The Buy-Last List — What Can Genuinely Wait
These are things people stress about before moving in that are actually fine to leave for month two, three, or honestly even longer.
- Dining table and chairs — Eat on the sofa for a bit. It’s fine. The dining table is a long-term purchase and you should choose it carefully.
- Coffee machine — A kettle and instant coffee is perfectly respectable. The fancy machine can wait until you know whether you’re the type of person who will actually use it.
- Full decorating scheme — Resist the urge to paint immediately or commit to a full colour palette. Live in the space for a month. You’ll make much better decisions about what it needs once you know how the light moves through it.
- Wall art — Buy art slowly and choose things you genuinely love, not things that were convenient. A few pieces you really love are worth infinitely more than a gallery wall of things you impulse-bought.
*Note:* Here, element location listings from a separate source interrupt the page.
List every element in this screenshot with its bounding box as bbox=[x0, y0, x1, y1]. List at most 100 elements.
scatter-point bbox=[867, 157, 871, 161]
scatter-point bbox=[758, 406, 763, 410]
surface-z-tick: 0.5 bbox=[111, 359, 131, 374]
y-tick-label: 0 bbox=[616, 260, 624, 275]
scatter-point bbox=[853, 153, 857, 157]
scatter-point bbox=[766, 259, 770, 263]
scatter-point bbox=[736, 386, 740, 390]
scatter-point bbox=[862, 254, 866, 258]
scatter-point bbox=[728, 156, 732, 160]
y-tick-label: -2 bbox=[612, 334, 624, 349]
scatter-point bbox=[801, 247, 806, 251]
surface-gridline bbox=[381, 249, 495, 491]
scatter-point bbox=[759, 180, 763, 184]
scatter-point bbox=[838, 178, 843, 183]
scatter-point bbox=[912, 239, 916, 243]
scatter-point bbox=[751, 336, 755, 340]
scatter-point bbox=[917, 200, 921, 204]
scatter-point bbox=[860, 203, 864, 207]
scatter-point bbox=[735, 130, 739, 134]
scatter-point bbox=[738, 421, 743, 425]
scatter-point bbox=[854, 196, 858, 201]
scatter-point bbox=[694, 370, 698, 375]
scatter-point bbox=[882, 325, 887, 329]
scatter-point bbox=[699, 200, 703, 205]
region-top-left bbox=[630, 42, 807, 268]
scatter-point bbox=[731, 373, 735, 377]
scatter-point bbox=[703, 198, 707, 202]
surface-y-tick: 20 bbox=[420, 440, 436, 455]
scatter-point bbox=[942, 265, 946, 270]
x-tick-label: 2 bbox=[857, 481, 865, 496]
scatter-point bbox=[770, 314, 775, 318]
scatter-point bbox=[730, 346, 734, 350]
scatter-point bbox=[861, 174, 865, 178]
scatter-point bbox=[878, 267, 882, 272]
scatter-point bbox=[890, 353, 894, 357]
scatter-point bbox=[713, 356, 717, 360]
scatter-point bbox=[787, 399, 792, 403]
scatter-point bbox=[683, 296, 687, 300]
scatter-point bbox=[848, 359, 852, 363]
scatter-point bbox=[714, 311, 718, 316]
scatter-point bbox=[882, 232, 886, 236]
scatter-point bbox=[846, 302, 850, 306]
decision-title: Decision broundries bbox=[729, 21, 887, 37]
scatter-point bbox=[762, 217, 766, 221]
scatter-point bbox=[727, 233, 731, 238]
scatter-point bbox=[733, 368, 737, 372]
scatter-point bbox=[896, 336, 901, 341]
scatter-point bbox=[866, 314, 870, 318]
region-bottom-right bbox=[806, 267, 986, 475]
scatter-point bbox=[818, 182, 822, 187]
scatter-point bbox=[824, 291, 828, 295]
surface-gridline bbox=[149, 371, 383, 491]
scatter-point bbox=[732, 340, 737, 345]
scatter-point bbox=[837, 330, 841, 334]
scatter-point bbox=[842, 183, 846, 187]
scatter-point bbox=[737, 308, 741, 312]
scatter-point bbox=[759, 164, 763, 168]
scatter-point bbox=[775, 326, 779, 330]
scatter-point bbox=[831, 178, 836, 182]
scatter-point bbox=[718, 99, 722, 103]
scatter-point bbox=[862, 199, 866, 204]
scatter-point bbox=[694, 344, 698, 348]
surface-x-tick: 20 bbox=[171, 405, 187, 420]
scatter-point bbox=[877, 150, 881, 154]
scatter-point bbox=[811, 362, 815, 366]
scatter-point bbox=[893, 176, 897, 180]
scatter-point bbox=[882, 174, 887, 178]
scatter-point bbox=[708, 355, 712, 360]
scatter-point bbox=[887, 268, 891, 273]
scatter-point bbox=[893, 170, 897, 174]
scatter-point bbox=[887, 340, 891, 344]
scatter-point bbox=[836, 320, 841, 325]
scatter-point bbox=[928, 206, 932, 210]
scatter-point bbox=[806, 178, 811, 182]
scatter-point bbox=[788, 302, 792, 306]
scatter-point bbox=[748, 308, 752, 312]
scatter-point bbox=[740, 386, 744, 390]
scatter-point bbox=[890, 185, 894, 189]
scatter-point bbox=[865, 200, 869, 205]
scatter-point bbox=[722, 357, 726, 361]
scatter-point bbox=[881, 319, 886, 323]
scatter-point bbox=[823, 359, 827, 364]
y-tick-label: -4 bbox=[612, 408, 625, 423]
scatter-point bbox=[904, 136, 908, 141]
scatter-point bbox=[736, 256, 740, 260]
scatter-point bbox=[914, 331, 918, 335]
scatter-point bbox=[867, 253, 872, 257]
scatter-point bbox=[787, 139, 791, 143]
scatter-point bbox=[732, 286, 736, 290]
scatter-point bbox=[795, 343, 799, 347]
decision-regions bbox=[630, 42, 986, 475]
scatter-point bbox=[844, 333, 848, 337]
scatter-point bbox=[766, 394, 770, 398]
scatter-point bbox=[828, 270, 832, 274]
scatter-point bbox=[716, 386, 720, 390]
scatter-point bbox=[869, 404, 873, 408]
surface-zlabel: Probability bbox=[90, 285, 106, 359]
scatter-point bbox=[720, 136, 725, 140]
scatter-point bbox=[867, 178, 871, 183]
- New appliances — If the landlord has provided a fridge, washing machine, or oven, they work. That’s enough to start.
- Lots of storage furniture — Live in the space first and figure out what you actually need to store. Buying storage before you know what your storage problem is almost always means buying the wrong thing.
Frequently Asked Questions
What are the absolute essentials for a first apartment?
The non-negotiables are: somewhere to sleep (mattress and bedding), basic kitchen tools (one knife, one pan, one pot, plates, cutlery), bathroom basics (towels, toilet paper, shower curtain), and cleaning supplies. Everything else is a nice-to-have that you can build toward over the first few months. Don’t try to have everything on day one — it leads to overspending in the wrong places.
How much money should I budget for furnishing a first apartment?
A realistic budget for the absolute essentials — bed, bedding, basic kitchen tools, bathroom basics, and a lamp or two — is around $500–$800. You can do it for less if you’re willing to use Facebook Marketplace and accept gifts from family. If you want to include a sofa and some basic furniture, budget $1,000–$1,500. The key is to separate your essential budget from your decorating budget and tackle them in that order.
What should I set up first when moving into a new apartment?
Set up your bedroom first. Always. Before you tackle anything else in the apartment, get your bed made and your bedroom functional. Moving day is exhausting and the last thing you want at 10pm is to be hunting for your pillow cases. Bed first, everything else second.
How can I make my first apartment feel like home quickly?
Three things make the biggest difference fastest: warm lighting (ditch the overhead and get lamps), your own bedding and towels (the tactile things you use every day), and at least one plant. After that, displaying a few things that are personal to you — photos, a book collection, a candle you love — instantly makes a space feel chosen rather than temporary.
Is it worth buying expensive furniture for a first apartment?
Invest in your mattress — genuinely, do not cheap out there. Beyond that, I’d actually advise against spending a lot on furniture for your first apartment. You’ll move again, your style will change, and the space itself will teach you what it needs once you’ve lived in it. Buy affordable pieces that serve you well now and make the bigger investments when you move into a space you plan to stay in longer.